At first glance, therefore, it may make sense for the oai-rights
specification to only allow rights statements associations with the
non-aggregating entities Record and Resource. However, another
solution may be possible.
Binding
Because some metadata formats already have means of
expressing rights statements, for example the rights element
in Dublin Core, oai-rights will need to consider whether to employ these
mechanisms in metadata formats, to restrict the rights statements to some more
specific protocol mechanism, or to allow some mixture of these methods. Two
issues need to be considered to make a decision in this area:
- If the expression of rights statements in OAI-PMH
leverages semantics in existing metadata formats, a harvester will need to
determine which rights statement in which metadata format is the applicable
one. For example, it is entirely feasible that a selected Item
might disseminate multiple metadata Records including multiple and
possibly conflicting rights statements. Is only one applicable? Which one is
applicable? Is some combination applicable, with questions again arising
about difficult or nonsensical semantic combinations? To what extent should
the OAI-PMH enforce rights consistency in records?
- Perhaps one answer to the above question is to endow the
rights element in the required oai_dc metadata format as the blessed method
for expressing rights statements in OAI-PMH. However, there are a number of
problems with this approach:
o
The existing Dublin Core requirement in the OAI-PMH is now under
discussion.

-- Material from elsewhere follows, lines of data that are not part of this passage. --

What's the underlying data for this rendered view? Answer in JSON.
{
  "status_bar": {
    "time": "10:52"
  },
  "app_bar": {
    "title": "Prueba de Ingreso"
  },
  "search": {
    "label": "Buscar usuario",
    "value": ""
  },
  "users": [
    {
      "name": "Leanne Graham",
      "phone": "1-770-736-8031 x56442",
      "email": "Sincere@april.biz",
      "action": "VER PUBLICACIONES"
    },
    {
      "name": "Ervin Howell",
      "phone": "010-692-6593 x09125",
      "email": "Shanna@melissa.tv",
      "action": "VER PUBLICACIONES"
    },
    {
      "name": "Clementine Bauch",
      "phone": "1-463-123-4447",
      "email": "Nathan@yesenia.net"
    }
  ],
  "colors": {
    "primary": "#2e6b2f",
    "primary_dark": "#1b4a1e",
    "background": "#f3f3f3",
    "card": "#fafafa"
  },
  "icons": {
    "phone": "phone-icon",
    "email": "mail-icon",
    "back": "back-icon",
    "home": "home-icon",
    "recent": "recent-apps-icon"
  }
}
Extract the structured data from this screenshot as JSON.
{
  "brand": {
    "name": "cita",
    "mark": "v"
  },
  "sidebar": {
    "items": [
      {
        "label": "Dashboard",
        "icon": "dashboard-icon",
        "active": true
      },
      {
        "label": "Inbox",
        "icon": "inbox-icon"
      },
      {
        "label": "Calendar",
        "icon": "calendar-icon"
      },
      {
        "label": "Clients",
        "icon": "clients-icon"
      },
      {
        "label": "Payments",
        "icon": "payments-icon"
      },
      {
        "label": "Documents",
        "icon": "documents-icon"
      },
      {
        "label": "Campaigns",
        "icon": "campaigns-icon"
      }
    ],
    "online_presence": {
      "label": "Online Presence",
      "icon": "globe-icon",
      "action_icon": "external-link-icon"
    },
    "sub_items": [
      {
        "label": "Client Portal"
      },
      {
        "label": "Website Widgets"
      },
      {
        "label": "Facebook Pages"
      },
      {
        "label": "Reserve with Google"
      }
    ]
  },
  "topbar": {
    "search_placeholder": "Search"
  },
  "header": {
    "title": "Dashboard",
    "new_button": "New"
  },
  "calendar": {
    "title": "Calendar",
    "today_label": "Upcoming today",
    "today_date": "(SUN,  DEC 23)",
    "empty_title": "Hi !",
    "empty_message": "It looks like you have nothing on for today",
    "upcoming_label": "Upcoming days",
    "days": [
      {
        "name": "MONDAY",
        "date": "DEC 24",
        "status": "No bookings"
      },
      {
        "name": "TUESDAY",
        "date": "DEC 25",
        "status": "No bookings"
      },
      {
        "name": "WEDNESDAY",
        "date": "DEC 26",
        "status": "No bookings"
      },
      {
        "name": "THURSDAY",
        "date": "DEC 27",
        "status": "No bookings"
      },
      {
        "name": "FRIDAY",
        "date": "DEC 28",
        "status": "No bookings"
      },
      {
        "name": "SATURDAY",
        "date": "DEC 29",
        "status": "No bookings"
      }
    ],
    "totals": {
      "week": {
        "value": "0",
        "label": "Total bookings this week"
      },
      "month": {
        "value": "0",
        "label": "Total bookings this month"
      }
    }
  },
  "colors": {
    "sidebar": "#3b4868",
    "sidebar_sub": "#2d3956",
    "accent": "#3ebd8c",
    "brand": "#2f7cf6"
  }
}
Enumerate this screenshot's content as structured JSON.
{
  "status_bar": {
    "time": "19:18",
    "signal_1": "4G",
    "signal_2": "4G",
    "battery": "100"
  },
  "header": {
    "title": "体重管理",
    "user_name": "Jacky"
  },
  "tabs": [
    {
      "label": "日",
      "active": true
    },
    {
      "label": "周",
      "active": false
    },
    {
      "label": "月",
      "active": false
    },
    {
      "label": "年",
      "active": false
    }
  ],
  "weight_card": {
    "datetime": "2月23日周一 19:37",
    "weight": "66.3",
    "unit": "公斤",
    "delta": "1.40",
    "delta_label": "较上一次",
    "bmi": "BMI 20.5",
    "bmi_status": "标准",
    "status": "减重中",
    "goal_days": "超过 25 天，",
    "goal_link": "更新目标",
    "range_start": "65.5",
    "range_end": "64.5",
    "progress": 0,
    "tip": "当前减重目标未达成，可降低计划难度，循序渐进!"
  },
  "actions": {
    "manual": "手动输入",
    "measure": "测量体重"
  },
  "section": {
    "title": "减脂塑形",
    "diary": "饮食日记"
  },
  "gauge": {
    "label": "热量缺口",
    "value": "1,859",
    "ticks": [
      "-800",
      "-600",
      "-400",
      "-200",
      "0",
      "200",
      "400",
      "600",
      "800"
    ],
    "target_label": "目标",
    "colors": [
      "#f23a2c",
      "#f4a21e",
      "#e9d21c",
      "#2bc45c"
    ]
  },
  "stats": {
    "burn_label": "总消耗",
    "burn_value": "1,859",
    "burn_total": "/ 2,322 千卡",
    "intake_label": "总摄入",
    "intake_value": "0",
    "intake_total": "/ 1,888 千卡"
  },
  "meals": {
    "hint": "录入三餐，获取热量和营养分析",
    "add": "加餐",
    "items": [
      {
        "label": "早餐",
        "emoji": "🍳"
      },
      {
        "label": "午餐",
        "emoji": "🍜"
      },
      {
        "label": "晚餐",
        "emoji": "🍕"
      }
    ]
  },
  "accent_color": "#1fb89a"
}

The most compelling argument for loosening this requirement is that
Dublin Core semantics (resource discovery) are not appropriate for a variety of
applications of the OAI-PMH that are not oriented towards resource discovery or
“document-like objects”. Perhaps the utility of the DC rights element is a
convincing argument, but this needs to be considered.
o
As described earlier, the resulting specification should allow
expression of rights statements defined by various external efforts such as XrML
and ODRL. Both of these use XML areas their encoding mechanism. However,
qualified and unqualified Dublin Core, qualified and unqualified, currently
restricts element values to text literals and not arbitrary XML sub-structure.
Thus, it would not be appropriate to embed an XrML statement in a DC rights
element.
o
As noted earlier, the oai-rights effort begins with an assumption
that rights statements should apply to Resources and metadata Records.
The semantics of the DC rights element is specifically “a rights management
statement for the resource, or reference a service providing such information.”
Thus, simply exploiting the rights element within the oai_dc metadata format
will not provide a comprehensive solution.
An alternative and somewhat simpler solution to consider is
to define within OAI-PMH two mechanisms:
- An “about” container
that permits packaging of a single rights statement encoded in XML (conforming
to any schema such as XrML) that addresses rights concerns about the
associated metadata Record.
- A designated metadataPrefix, such as oai_rights, that is
a package for including a rights statement about the Resource in XML
(conforming to any schema such as XrML). The schema for such metadataPrefix
might just be enclosing tags, and then allowing sub-tags for any rights
specification language.
While this solution might duplicate some effort by existing
metadata initiatives, such as DCMI, it does present a relatively easy solution
for harvesters.
Conclusions
oai-rights is intended as a relatively short-term (less
than one year) and well-scoped effort to define how rights statements should be
carried in OAI-PMH. As such, the effort needs to follow the spirit of previous
OAI activities; simple solutions that cover a broad class of uses. This paper
has described a number of issues in approaching this problem and, hopefully,
laid the foundation for a solution that reflects this spirit.